RIO - A Bolsa e o câmbio inverteram os sinais no início da tarde desta segunda-feira, diante da piora do petróleo e das repercussões da última pesquisa eleitoral. Na Bolsa, o índice de referência Ibovespa, que subia pela manhã, agora cai 1,14%, a 83.369 pontos, puxado para baixo por Petrobras, Vale e bancos. É o segundo pregão seguido de queda, apesar da alta nas Bolsas americanas nesta segunda. No câmbio, o dólar comercial passou a subir e agora avança 0,11%, cotado a R$ 3,431 para venda. O mercado avalia que a última pesquisa Datafolha mostra que o eleitorado ainda dá pouco apoio a candidatos com agendas reformistas.
As ações da Petrobras recuam 2,02% (ON) e 1,50% (PN), em dia de queda do petróleo com os investidores avaliando que serão limitadas as repercussões do ataque americano contra a Síria.
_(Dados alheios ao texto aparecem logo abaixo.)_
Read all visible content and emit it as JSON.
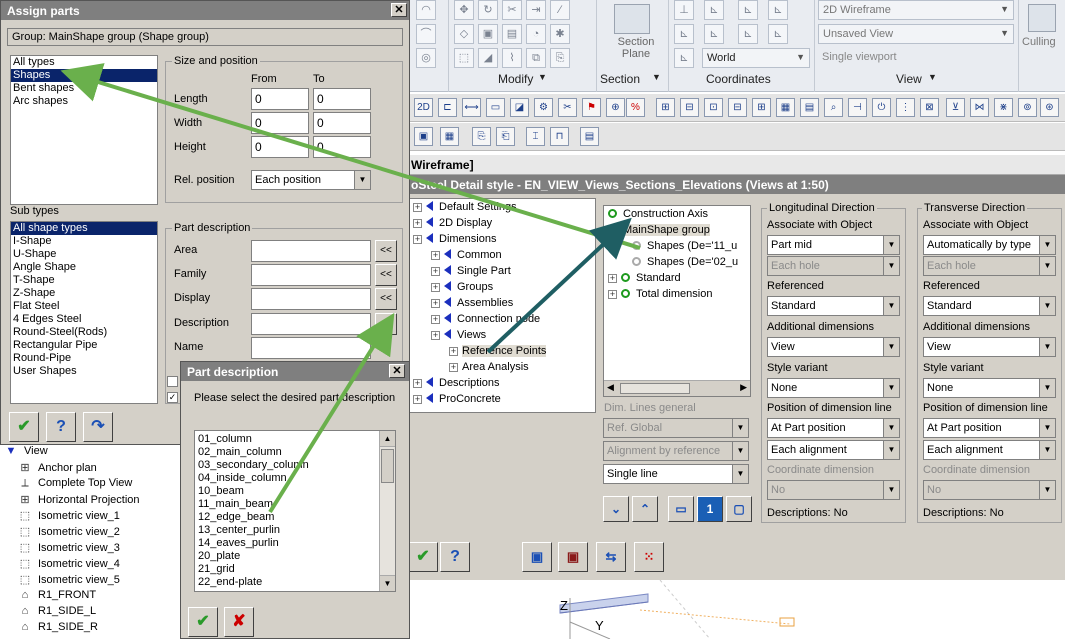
{
  "ribbon": {
    "view_style": "2D Wireframe",
    "saved_view": "Unsaved View",
    "viewport": "Single viewport",
    "section_plane": "Section\nPlane",
    "world": "World",
    "culling": "Culling",
    "panels": [
      "Modify",
      "Section",
      "Coordinates",
      "View"
    ]
  },
  "style_dialog": {
    "wireframe_title": "Wireframe]",
    "title": "oSteel Detail style - EN_VIEW_Views_Sections_Elevations (Views at 1:50)",
    "left_tree": [
      {
        "label": "Default Settings",
        "level": 0
      },
      {
        "label": "2D Display",
        "level": 0
      },
      {
        "label": "Dimensions",
        "level": 0
      },
      {
        "label": "Common",
        "level": 1
      },
      {
        "label": "Single Part",
        "level": 1
      },
      {
        "label": "Groups",
        "level": 1
      },
      {
        "label": "Assemblies",
        "level": 1
      },
      {
        "label": "Connection node",
        "level": 1
      },
      {
        "label": "Views",
        "level": 1
      },
      {
        "label": "Reference Points",
        "level": 2
      },
      {
        "label": "Area Analysis",
        "level": 2
      },
      {
        "label": "Descriptions",
        "level": 0
      },
      {
        "label": "ProConcrete",
        "level": 0
      }
    ],
    "right_tree": [
      {
        "label": "Construction Axis"
      },
      {
        "label": "MainShape group"
      },
      {
        "label": "Shapes (De='11_u"
      },
      {
        "label": "Shapes (De='02_u"
      },
      {
        "label": "Standard"
      },
      {
        "label": "Total dimension"
      }
    ],
    "dim_lines_general": "Dim. Lines general",
    "ref_global": "Ref. Global",
    "alignment": "Alignment by reference",
    "single_line": "Single line",
    "longitudinal": {
      "header": "Longitudinal Direction",
      "assoc_label": "Associate with Object",
      "assoc_value": "Part mid",
      "each_hole": "Each hole",
      "referenced_label": "Referenced",
      "referenced_value": "Standard",
      "additional_label": "Additional dimensions",
      "additional_value": "View",
      "style_label": "Style variant",
      "style_value": "None",
      "position_label": "Position of dimension line",
      "position_value": "At Part position",
      "alignment_value": "Each alignment",
      "coord_label": "Coordinate dimension",
      "coord_value": "No",
      "descriptions": "Descriptions: No"
    },
    "transverse": {
      "header": "Transverse Direction",
      "assoc_label": "Associate with Object",
      "assoc_value": "Automatically by type",
      "each_hole": "Each hole",
      "referenced_label": "Referenced",
      "referenced_value": "Standard",
      "additional_label": "Additional dimensions",
      "additional_value": "View",
      "style_label": "Style variant",
      "style_value": "None",
      "position_label": "Position of dimension line",
      "position_value": "At Part position",
      "alignment_value": "Each alignment",
      "coord_label": "Coordinate dimension",
      "coord_value": "No",
      "descriptions": "Descriptions: No"
    }
  },
  "assign_parts": {
    "title": "Assign parts",
    "group": "Group: MainShape group (Shape group)",
    "types": [
      "All types",
      "Shapes",
      "Bent shapes",
      "Arc shapes"
    ],
    "selected_type": 1,
    "size_position": "Size and position",
    "from": "From",
    "to": "To",
    "length": "Length",
    "width": "Width",
    "height": "Height",
    "zero": "0",
    "rel_position_label": "Rel. position",
    "rel_position_value": "Each position",
    "sub_types_label": "Sub types",
    "sub_types": [
      "All shape types",
      "I-Shape",
      "U-Shape",
      "Angle Shape",
      "T-Shape",
      "Z-Shape",
      "Flat Steel",
      "4 Edges Steel",
      "Round-Steel(Rods)",
      "Rectangular Pipe",
      "Round-Pipe",
      "User Shapes"
    ],
    "part_description": "Part description",
    "area": "Area",
    "family": "Family",
    "display": "Display",
    "description": "Description",
    "name": "Name",
    "picker": "<<"
  },
  "left_tree": {
    "root": "View",
    "items": [
      "Anchor plan",
      "Complete Top View",
      "Horizontal Projection",
      "Isometric view_1",
      "Isometric view_2",
      "Isometric view_3",
      "Isometric view_4",
      "Isometric view_5",
      "R1_FRONT",
      "R1_SIDE_L",
      "R1_SIDE_R"
    ]
  },
  "part_desc_dialog": {
    "title": "Part description",
    "prompt": "Please select the desired part description",
    "items": [
      "01_column",
      "02_main_column",
      "03_secondary_column",
      "04_inside_column",
      "10_beam",
      "11_main_beam",
      "12_edge_beam",
      "13_center_purlin",
      "14_eaves_purlin",
      "20_plate",
      "21_grid",
      "22_end-plate"
    ]
  },
  "colors": {
    "arrow_green": "#6ab04c",
    "arrow_teal": "#1f5e63",
    "selection": "#0a246a",
    "dialog_bg": "#d4d0c8"
  }
}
A cotação do contrato futuro do petróleo WTI negociado na Nymex com entrega para maio, cai 1,21%, a US$ 66,57 o barril. Na plataforma ICE, o contrato do petróleo tipo Brent com entrega prevista para junho recua 1,21%, a US$ 71,70 o barril.
“No cenário externo, após ataques americanos à Síria, investidores reagem de forma moderada. Não esperam retaliações e/ou novos ataques neste momento”, escreveu Rafael Passos, analista da Guide Investimentos.
A Vale registra desvalorização de 0,97%, depois de a companhia anunciar redução de 4,9% em sua produção de minério de ferro. Entre os bancos, o Bradesco cai 1,91%, e o Banco do Brasil, 2,12%. O Itaú Unibanco recua 1,30%. Segundo o "Valor Econômico" publicou nesta segunda-feira, o Banco Central está ainda avaliando se autoriza ou não sua compra de metade da corretora XP Investimento - tipo de postura que destoa do histórico da autarquia, que costumava aprovar sem dificuldades esse tipo de negócio após ter passado pelo Cade, órgão de defesa da concorrência.
Na Europa, as ações operam em queda, com a Bolsa de Londres recuando 0,44%, a de Paris, 0,1%, e a de Frankfurt, 0,09%.
No cenário doméstico, a última pesquisa Datafolha, mostrou que Joaquim Barbosa aparece à frente de candidaturas tradicionais como a do tucano Geraldo Alckmin ou a de Ciro Gomes (PDT). Filiado ao PSB, mas ainda sem definição se será ou não candidato a presidente da República, o relator do processo do mensalão do PT aparece em quarto lugar, com 8% das intenções de voto no cenário com Lula candidato, atrás de Jair Bolsonaro (PSL), com 15%, e de Marina Silva (Rede), com 10%. Sem Lula na disputa, Barbosa passa a terceira colocação, com 9% das intenções de votos, empatado com Ciro Gomes. Fica apenas atrás de Jair Bolsonaro, com 17%, e de Marina, com 15%, que passa a ter empate técnico com o deputado do PSL e aparece como a principal beneficiada pela migração de votos do petista.